SCREENINGS OF NOTE: A celebration called "Muppets, Music & Magic: Jim Henson's Legacy" continues today through Tuesday at the Brattle. More than a dozen movies including "Muppets From Space" and "The Dark Crystal" are scheduled, along with "The Art of Puppetry & Storytelling," a collection of rare behind-the-scenes footage, tonight at 7, and "Muppet History 101," a program of early appearances and commercials, tomorrow at 7:15 p.m. 617- 876-6837 and brattlefilm.org .

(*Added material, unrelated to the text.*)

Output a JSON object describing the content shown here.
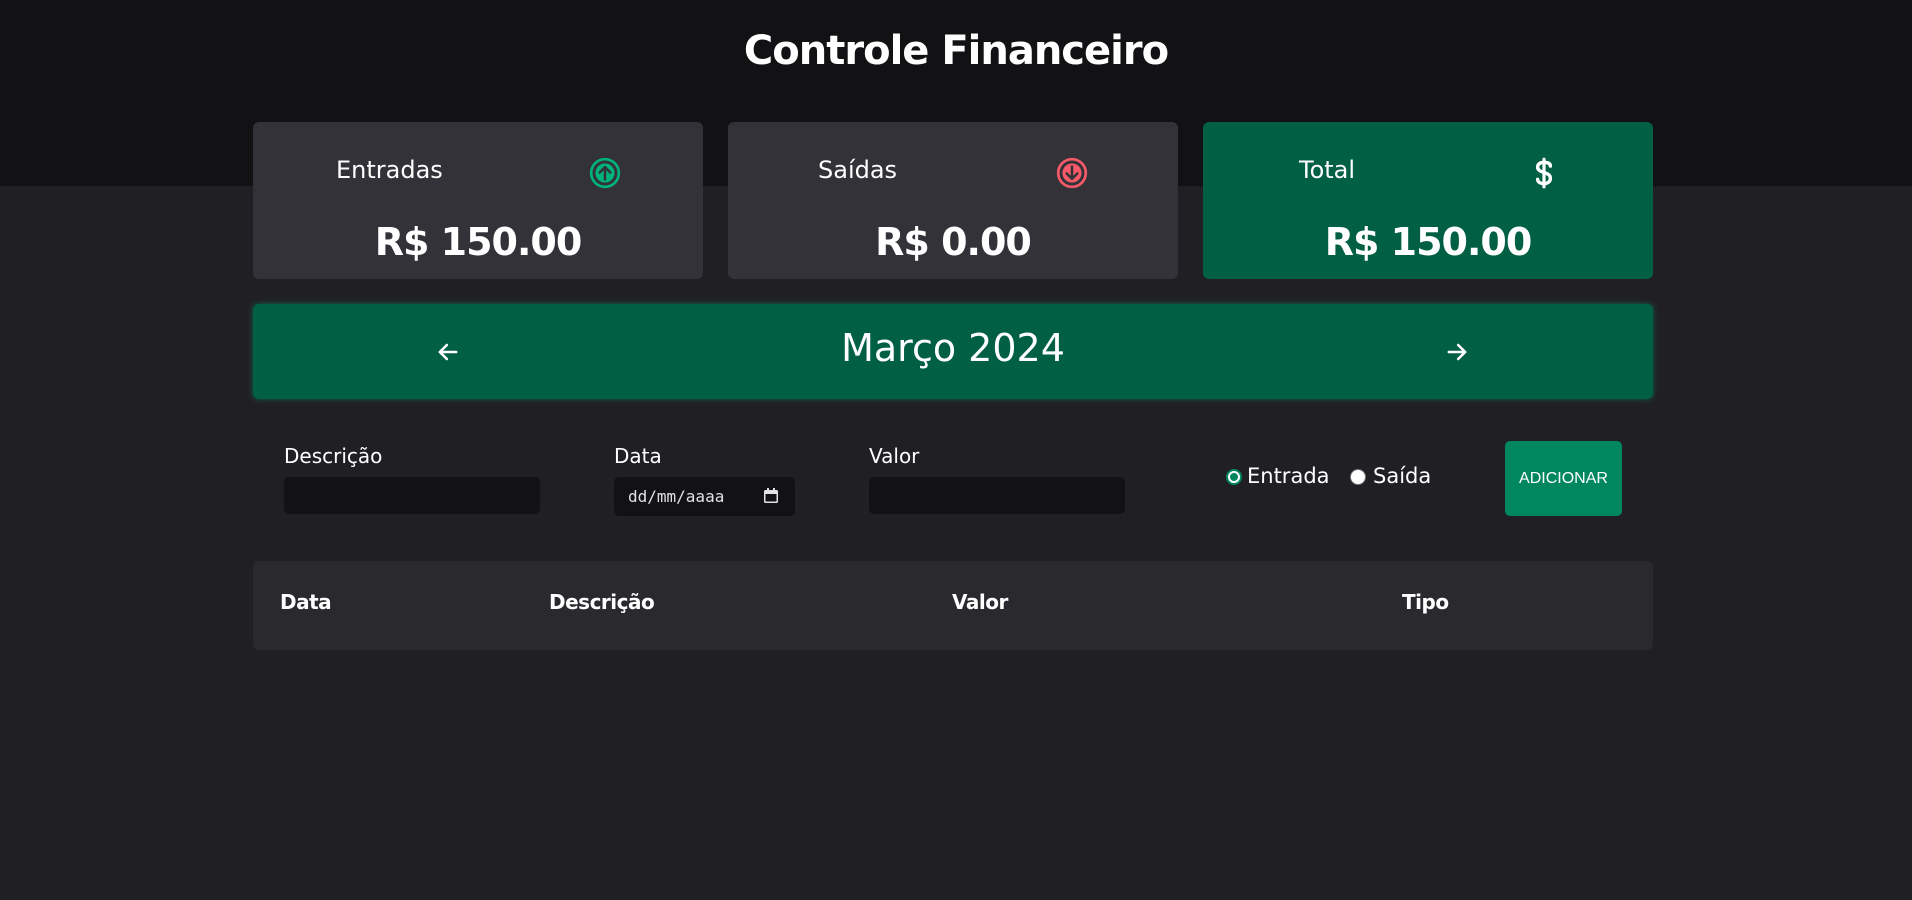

"Bacon's Arena," a documentary by British director Adam Low about painter Francis Bacon, plays Wednesday at 8 p.m. at the MFA, and "The Socialist, The Architect and the Twisted Tower," about the controversial 54-story Turning Torso skyscraper in the Swedish city of Malmö, screens Thursday at 3:30 p.m. and Friday at 6:10 p.m. Both are part of the presentation of movies from last year's Festival International du Film sur l'Art, held annually in Montreal.

The 1920 silent film "The Golem" will play at the Regent Theatre in Arlington Saturday at 8 p.m. Sabine von Mering of Brandeis University's Center for German and European Studies will introduce the German expressionist work, which is set in 16th-century Prague. Keyboardist Walter Horn of Arlington and guitarist Jonathan Fixler of Waltham will accompany the movie with live music composed by Horn. Information is at 781-646-4849 and regenttheatre.com.

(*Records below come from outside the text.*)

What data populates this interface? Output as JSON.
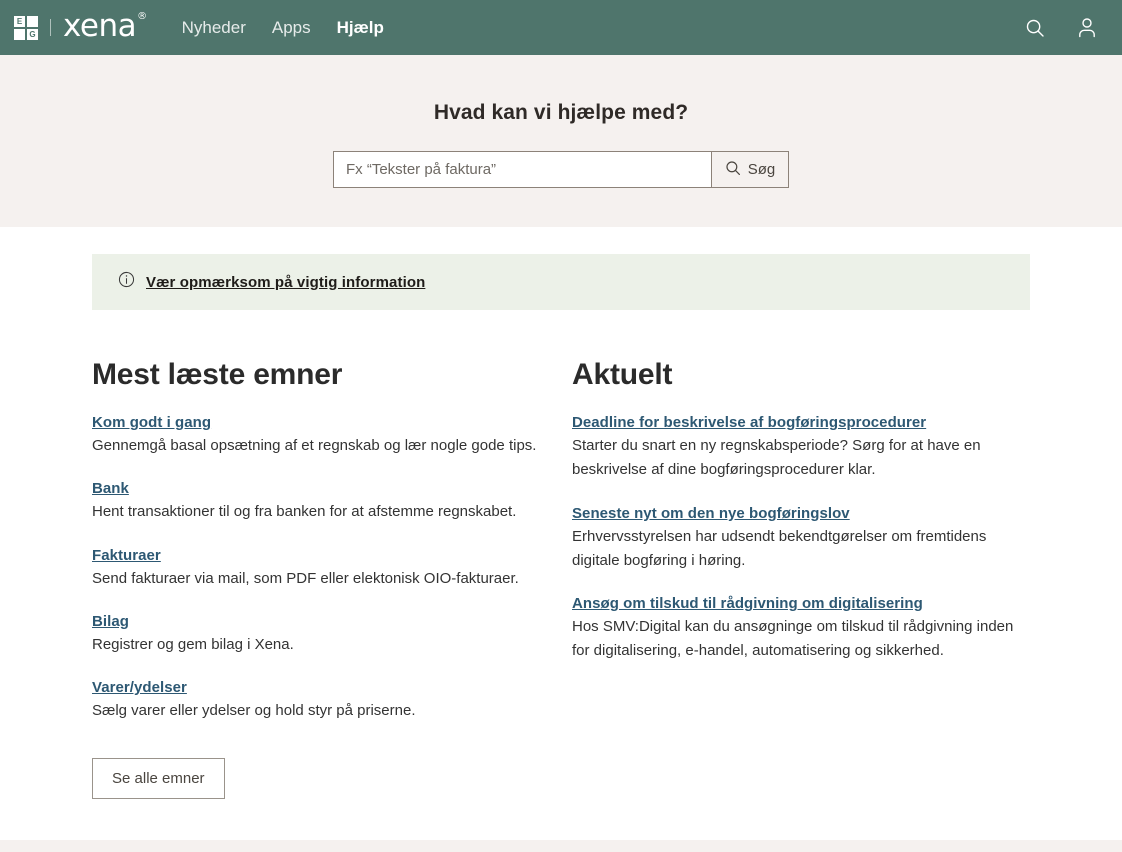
{
  "theme": {
    "header_green": "#4F756C",
    "hero_beige": "#F5F1EF",
    "notice_green": "#ECF1E8",
    "link_blue": "#2D5873",
    "body_text": "#333333"
  },
  "header": {
    "logo": {
      "eg_letters": [
        "E",
        "",
        "",
        "G"
      ],
      "wordmark": "xena",
      "registered_mark": "®"
    },
    "nav": [
      {
        "label": "Nyheder",
        "active": false
      },
      {
        "label": "Apps",
        "active": false
      },
      {
        "label": "Hjælp",
        "active": true
      }
    ],
    "actions": [
      {
        "name": "search-icon",
        "label": "Søg"
      },
      {
        "name": "user-icon",
        "label": "Bruger"
      }
    ]
  },
  "hero": {
    "title": "Hvad kan vi hjælpe med?",
    "search": {
      "value": "",
      "placeholder": "Fx “Tekster på faktura”",
      "button_label": "Søg",
      "button_icon": "search-icon"
    }
  },
  "notice": {
    "icon": "info-circle-icon",
    "link_text": "Vær opmærksom på vigtig information"
  },
  "topics": {
    "title": "Mest læste emner",
    "items": [
      {
        "link": "Kom godt i gang",
        "desc": "Gennemgå basal opsætning af et regnskab og lær nogle gode tips."
      },
      {
        "link": "Bank",
        "desc": "Hent transaktioner til og fra banken for at afstemme regnskabet."
      },
      {
        "link": "Fakturaer",
        "desc": "Send fakturaer via mail, som PDF eller elektonisk OIO-fakturaer."
      },
      {
        "link": "Bilag",
        "desc": "Registrer og gem bilag i Xena."
      },
      {
        "link": "Varer/ydelser",
        "desc": "Sælg varer eller ydelser og hold styr på priserne."
      }
    ],
    "all_button_label": "Se alle emner"
  },
  "news": {
    "title": "Aktuelt",
    "items": [
      {
        "link": "Deadline for beskrivelse af bogføringsprocedurer",
        "desc": "Starter du snart en ny regnskabsperiode? Sørg for at have en beskrivelse af dine bogføringsprocedurer klar."
      },
      {
        "link": "Seneste nyt om den nye bogføringslov",
        "desc": "Erhvervsstyrelsen har udsendt bekendtgørelser om fremtidens digitale bogføring i høring."
      },
      {
        "link": "Ansøg om tilskud til rådgivning om digitalisering",
        "desc": "Hos SMV:Digital kan du ansøgninge om tilskud til rådgivning inden for digitalisering, e-handel, automatisering og sikkerhed."
      }
    ]
  }
}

Also on Saturday, Spike Lee's four-hour post-Katrina opus "When the Levees Broke: A Requiem in Four Acts," will play, for free, starting at 5 p.m. at the Harvard Film Archive. Acts One and Two -- the storm and the immediate aftermath -- are presented at 5 p.m., and Acts Three and Four -- the diaspora of evacuees and rebuilding process -- at 8 p.m.

A Globe review from when the film was shown on HBO last August says , "At one point, Lee tells us of a 5-year-old girl whose body was found in March. March. More than seven months after the storm, and they still were finding dead people. It's a fact that comes and goes without much fanfare; there is so much to say here that Lee doesn't dwell on any idea for too long."

Globe writer Joanna Weiss adds , "Lee makes a convincing case that, compared to 9/11, this is the far worse disaster." Musician Terence Blanchard composed the movie's score and appears on screen.